Фэрфакс вскинула голову, и удивление было прямо-таки жирными чернилами написано на ее лице. Она что, полагала, будто агенты Атлантиды не могут оказаться вполне очаровательными людьми? Ребята этого дома любили миссис Хэнкок едва ли не больше, чем даже миссис Долиш.

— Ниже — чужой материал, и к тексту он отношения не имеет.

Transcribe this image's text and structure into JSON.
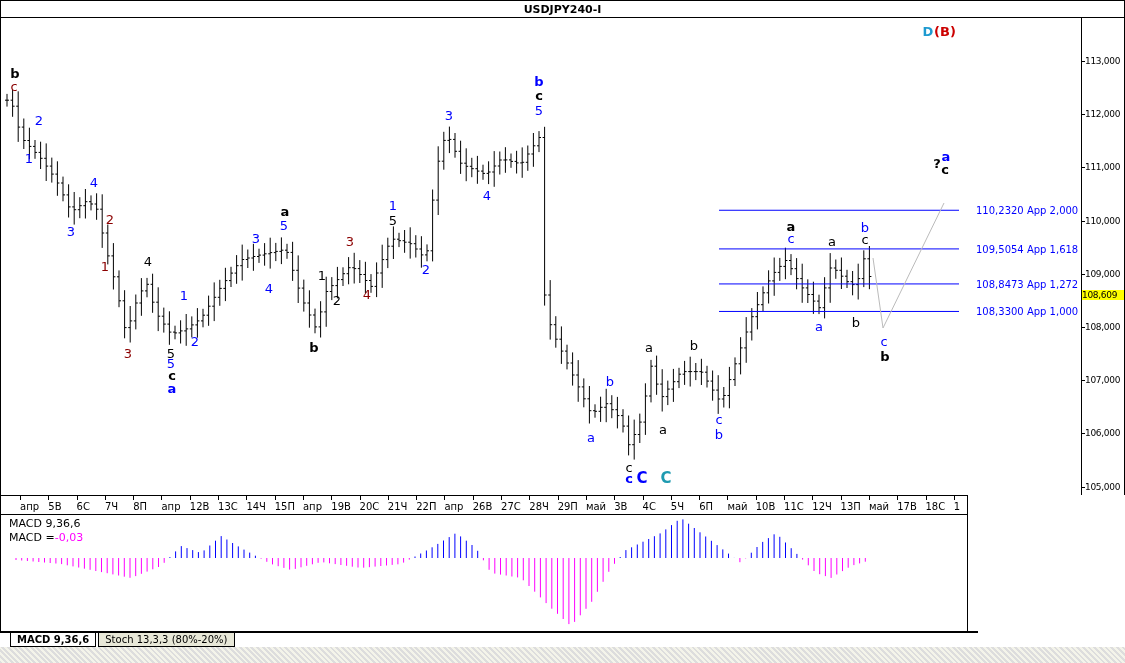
{
  "chart": {
    "title": "USDJPY240-I",
    "price_axis": [
      "113,000",
      "112,000",
      "111,000",
      "110,000",
      "109,000",
      "108,000",
      "107,000",
      "106,000",
      "105,000"
    ],
    "current_price": "108,609",
    "date_axis": [
      "апр",
      "5В",
      "6С",
      "7Ч",
      "8П",
      "апр",
      "12В",
      "13С",
      "14Ч",
      "15П",
      "апр",
      "19В",
      "20С",
      "21Ч",
      "22П",
      "апр",
      "26В",
      "27С",
      "28Ч",
      "29П",
      "май",
      "3В",
      "4С",
      "5Ч",
      "6П",
      "май",
      "10В",
      "11С",
      "12Ч",
      "13П",
      "май",
      "17В",
      "18С",
      "1"
    ],
    "fib_levels": [
      {
        "label": "110,2320 App 2,000"
      },
      {
        "label": "109,5054 App 1,618"
      },
      {
        "label": "108,8473 App 1,272"
      },
      {
        "label": "108,3300 App 1,000"
      }
    ],
    "wave_labels": [
      {
        "text": "b",
        "color": "#000000",
        "bold": true
      },
      {
        "text": "c",
        "color": "#8b0000",
        "bold": false
      },
      {
        "text": "2",
        "color": "#0000ff",
        "bold": false
      },
      {
        "text": "1",
        "color": "#0000ff",
        "bold": false
      },
      {
        "text": "4",
        "color": "#0000ff",
        "bold": false
      },
      {
        "text": "3",
        "color": "#0000ff",
        "bold": false
      },
      {
        "text": "2",
        "color": "#8b0000",
        "bold": false
      },
      {
        "text": "1",
        "color": "#8b0000",
        "bold": false
      },
      {
        "text": "4",
        "color": "#000000",
        "bold": false
      },
      {
        "text": "3",
        "color": "#8b0000",
        "bold": false
      },
      {
        "text": "1",
        "color": "#0000ff",
        "bold": false
      },
      {
        "text": "5",
        "color": "#000000",
        "bold": false
      },
      {
        "text": "5",
        "color": "#0000ff",
        "bold": false
      },
      {
        "text": "c",
        "color": "#000000",
        "bold": true
      },
      {
        "text": "a",
        "color": "#0000ff",
        "bold": true
      },
      {
        "text": "2",
        "color": "#0000ff",
        "bold": false
      },
      {
        "text": "a",
        "color": "#000000",
        "bold": true
      },
      {
        "text": "5",
        "color": "#0000ff",
        "bold": false
      },
      {
        "text": "3",
        "color": "#0000ff",
        "bold": false
      },
      {
        "text": "4",
        "color": "#0000ff",
        "bold": false
      },
      {
        "text": "1",
        "color": "#000000",
        "bold": false
      },
      {
        "text": "2",
        "color": "#000000",
        "bold": false
      },
      {
        "text": "3",
        "color": "#8b0000",
        "bold": false
      },
      {
        "text": "4",
        "color": "#8b0000",
        "bold": false
      },
      {
        "text": "b",
        "color": "#000000",
        "bold": true
      },
      {
        "text": "1",
        "color": "#0000ff",
        "bold": false
      },
      {
        "text": "5",
        "color": "#000000",
        "bold": false
      },
      {
        "text": "2",
        "color": "#0000ff",
        "bold": false
      },
      {
        "text": "3",
        "color": "#0000ff",
        "bold": false
      },
      {
        "text": "4",
        "color": "#0000ff",
        "bold": false
      },
      {
        "text": "b",
        "color": "#0000ff",
        "bold": true
      },
      {
        "text": "c",
        "color": "#000000",
        "bold": true
      },
      {
        "text": "5",
        "color": "#0000ff",
        "bold": false
      },
      {
        "text": "b",
        "color": "#0000ff",
        "bold": false
      },
      {
        "text": "a",
        "color": "#0000ff",
        "bold": false
      },
      {
        "text": "c",
        "color": "#000000",
        "bold": false
      },
      {
        "text": "c",
        "color": "#0000ff",
        "bold": true
      },
      {
        "text": "C",
        "color": "#0000ff",
        "bold": true
      },
      {
        "text": "C",
        "color": "#1e9ab0",
        "bold": true
      },
      {
        "text": "a",
        "color": "#000000",
        "bold": false
      },
      {
        "text": "a",
        "color": "#000000",
        "bold": false
      },
      {
        "text": "b",
        "color": "#000000",
        "bold": false
      },
      {
        "text": "c",
        "color": "#0000ff",
        "bold": false
      },
      {
        "text": "b",
        "color": "#0000ff",
        "bold": false
      },
      {
        "text": "a",
        "color": "#000000",
        "bold": true
      },
      {
        "text": "c",
        "color": "#0000ff",
        "bold": false
      },
      {
        "text": "a",
        "color": "#0000ff",
        "bold": false
      },
      {
        "text": "a",
        "color": "#000000",
        "bold": false
      },
      {
        "text": "b",
        "color": "#0000ff",
        "bold": false
      },
      {
        "text": "c",
        "color": "#000000",
        "bold": false
      },
      {
        "text": "b",
        "color": "#000000",
        "bold": false
      },
      {
        "text": "c",
        "color": "#0000ff",
        "bold": false
      },
      {
        "text": "b",
        "color": "#000000",
        "bold": true
      },
      {
        "text": "?",
        "color": "#000000",
        "bold": true
      },
      {
        "text": "a",
        "color": "#0000ff",
        "bold": true
      },
      {
        "text": "c",
        "color": "#000000",
        "bold": true
      },
      {
        "text": "D",
        "color": "#1e9ad0",
        "bold": true
      },
      {
        "text": "(B)",
        "color": "#cc0000",
        "bold": true
      }
    ]
  },
  "indicator": {
    "name": "MACD 9,36,6",
    "reading_label": "MACD =",
    "reading_value": "-0,03"
  },
  "tabs": [
    {
      "label": "MACD 9,36,6",
      "selected": true
    },
    {
      "label": "Stoch 13,3,3 (80%-20%)",
      "selected": false
    }
  ]
}
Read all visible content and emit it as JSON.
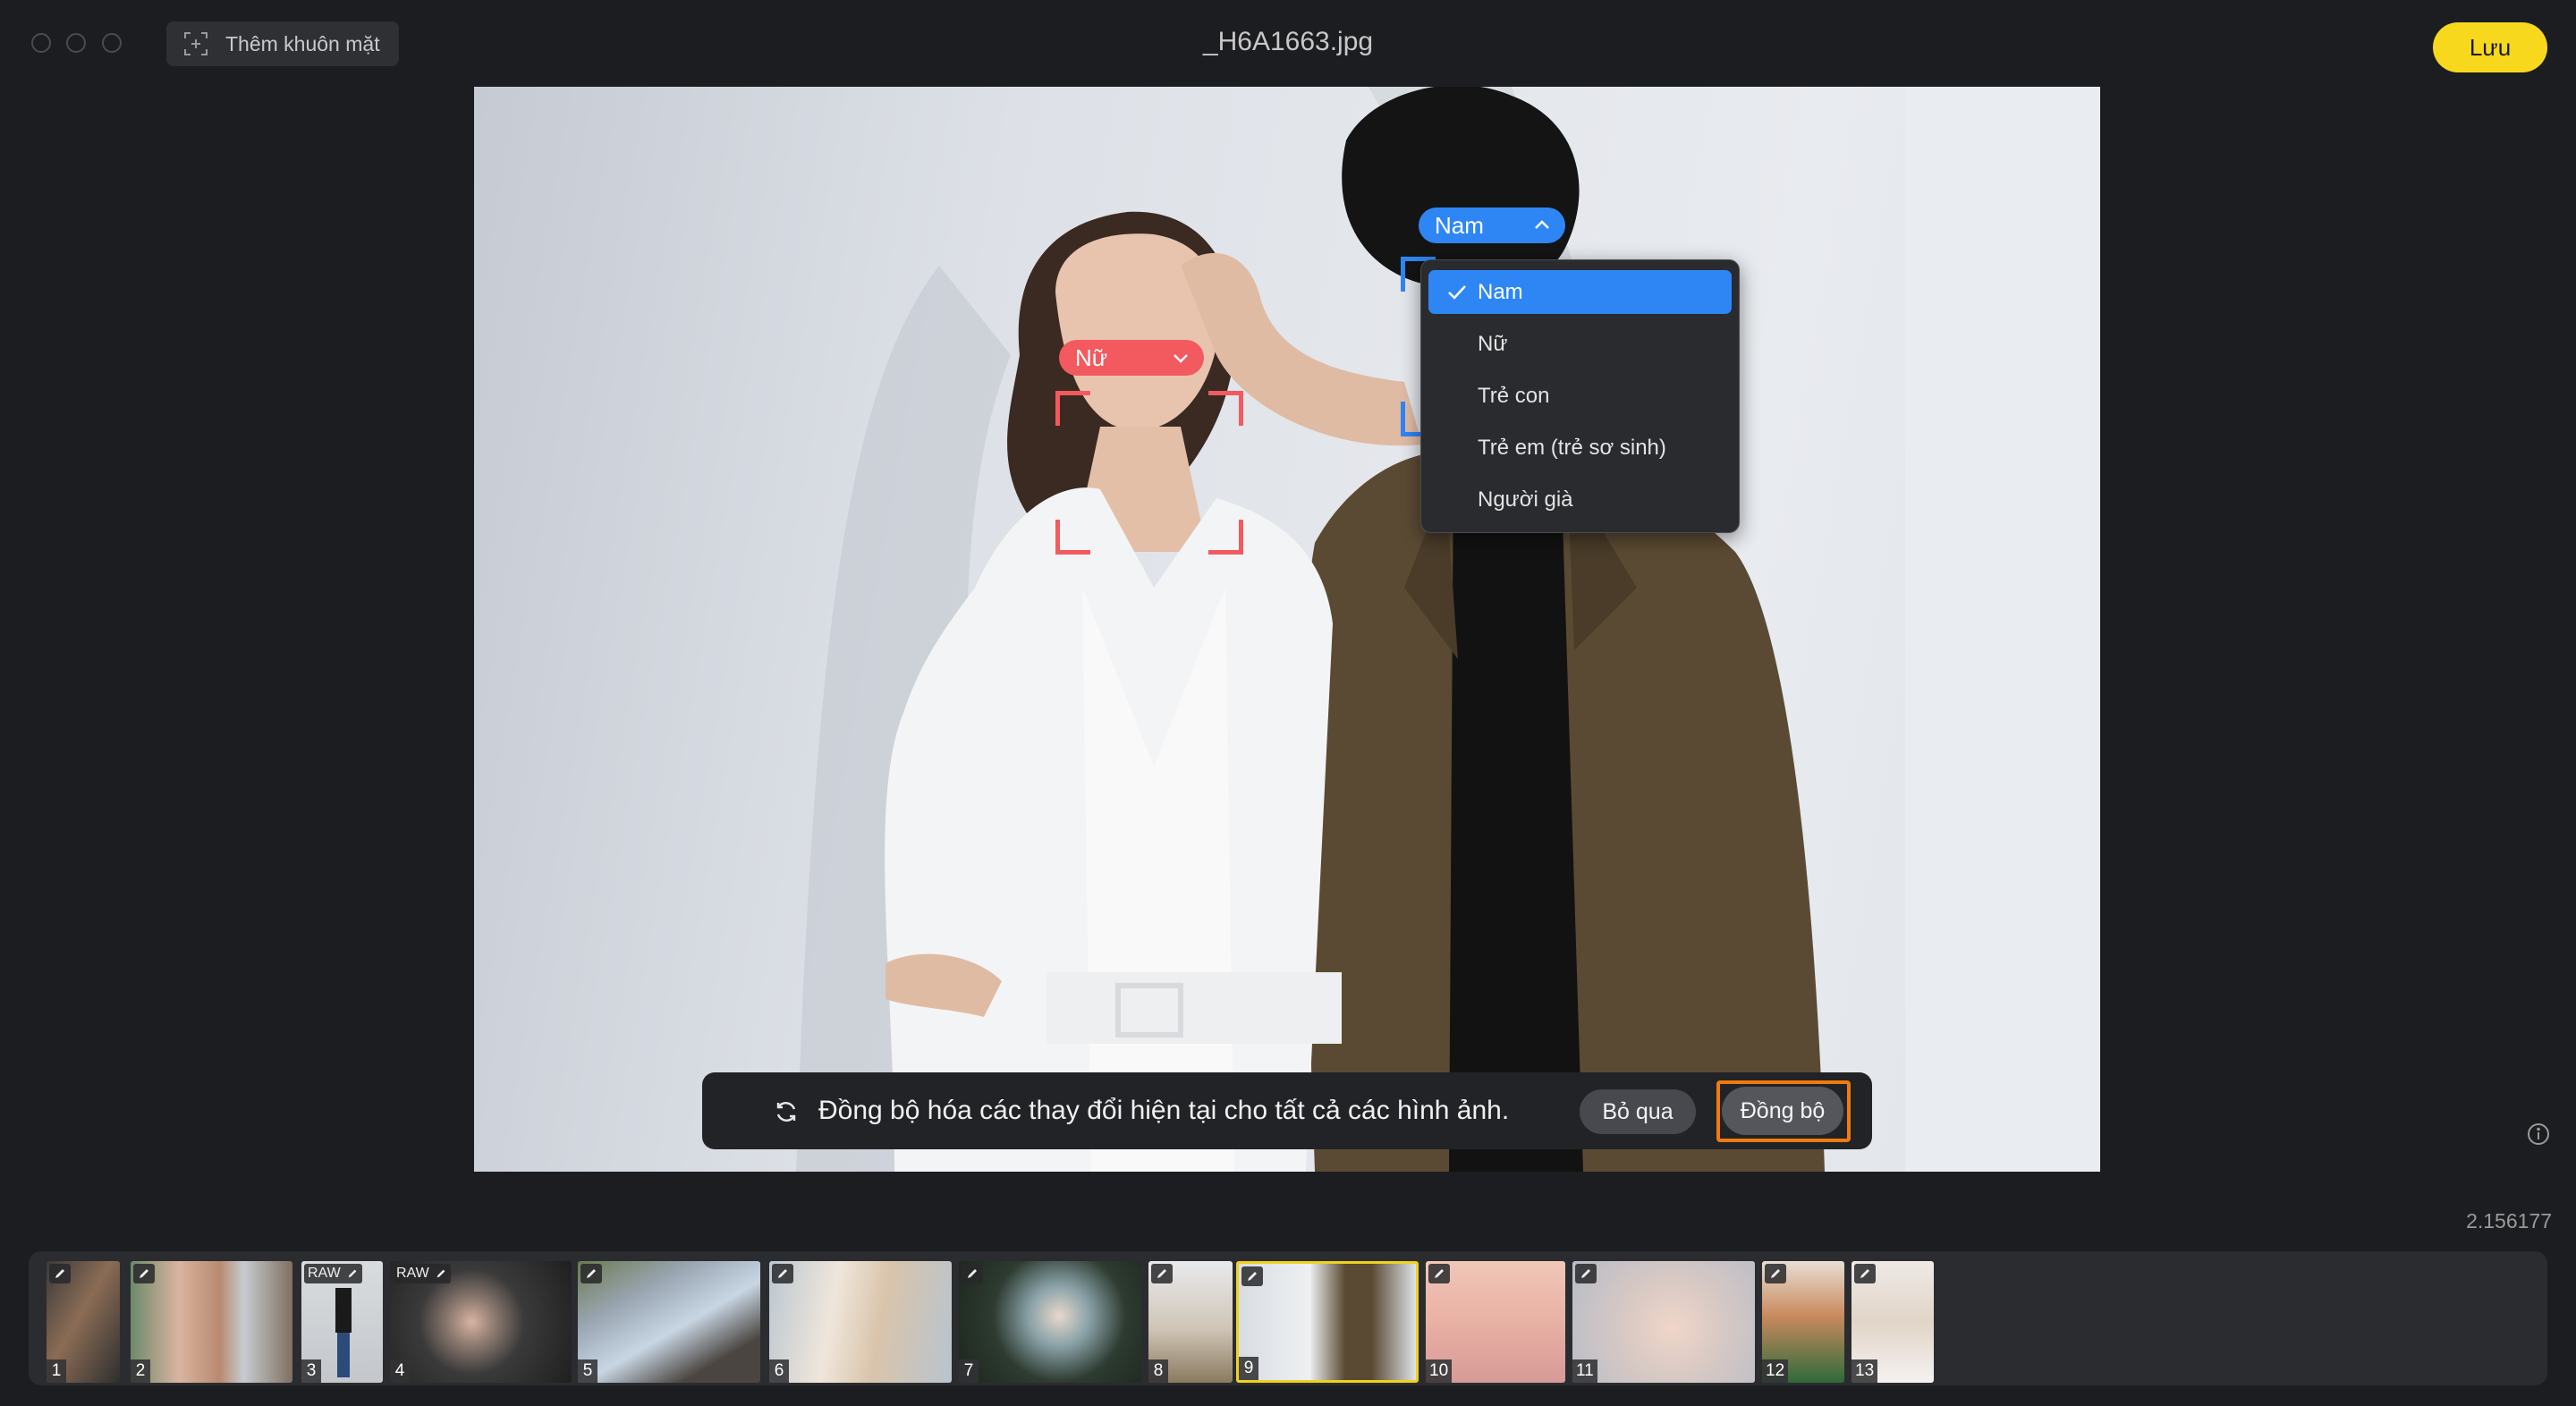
{
  "window": {
    "title": "_H6A1663.jpg",
    "add_face_label": "Thêm khuôn mặt",
    "save_label": "Lưu"
  },
  "faces": [
    {
      "label": "Nữ",
      "color": "#f25a5f",
      "expanded": false
    },
    {
      "label": "Nam",
      "color": "#2e86f5",
      "expanded": true
    }
  ],
  "dropdown": {
    "options": [
      "Nam",
      "Nữ",
      "Trẻ con",
      "Trẻ em (trẻ sơ sinh)",
      "Người già"
    ],
    "selected": "Nam"
  },
  "sync_bar": {
    "message": "Đồng bộ hóa các thay đổi hiện tại cho tất cả các hình ảnh.",
    "skip_label": "Bỏ qua",
    "sync_label": "Đồng bộ"
  },
  "version": "2.156177",
  "filmstrip": {
    "raw_label": "RAW",
    "thumbs": [
      {
        "num": "1",
        "raw": false
      },
      {
        "num": "2",
        "raw": false
      },
      {
        "num": "3",
        "raw": true
      },
      {
        "num": "4",
        "raw": true
      },
      {
        "num": "5",
        "raw": false
      },
      {
        "num": "6",
        "raw": false
      },
      {
        "num": "7",
        "raw": false
      },
      {
        "num": "8",
        "raw": false
      },
      {
        "num": "9",
        "raw": false,
        "selected": true
      },
      {
        "num": "10",
        "raw": false
      },
      {
        "num": "11",
        "raw": false
      },
      {
        "num": "12",
        "raw": false
      },
      {
        "num": "13",
        "raw": false
      }
    ]
  },
  "colors": {
    "accent_yellow": "#f8d81c",
    "accent_blue": "#2e86f5",
    "face_red": "#f25a5f",
    "highlight_orange": "#f07a10"
  }
}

– Господь, мы благодарим тебя за щедрость этого ужина, – продолжила оратор. – За миссис Долиш, нашу стойкую начальницу. Даже за мальчиков, которых мы нежно любим, однако, если верить прошлому опыту, захотим придушить голыми руками еще до конца этой чудесной недели.

Смех стал громче.

– Но все равно мы очень рады, что все наши мальчики вернулись к нам в целости и сохранности, особенно Фэрфакс. Надеюсь, в этом семестре он больше не будет лазить по деревьям.

Руки Фэрфакс, лежащие на столе, напряглись. Она снова опустила голову, словно хотела скрыть беспокойство за то, что ее выделил из толпы враг.

– Отвлекаясь от всего этого, мы хотели бы постичь тебя, о, Господь, и служить тебе каждое мгновение наших жизней. Ибо Твое есть Царство и сила, и слава во веки веков. Аминь.

– Аминь, – повторили мальчики.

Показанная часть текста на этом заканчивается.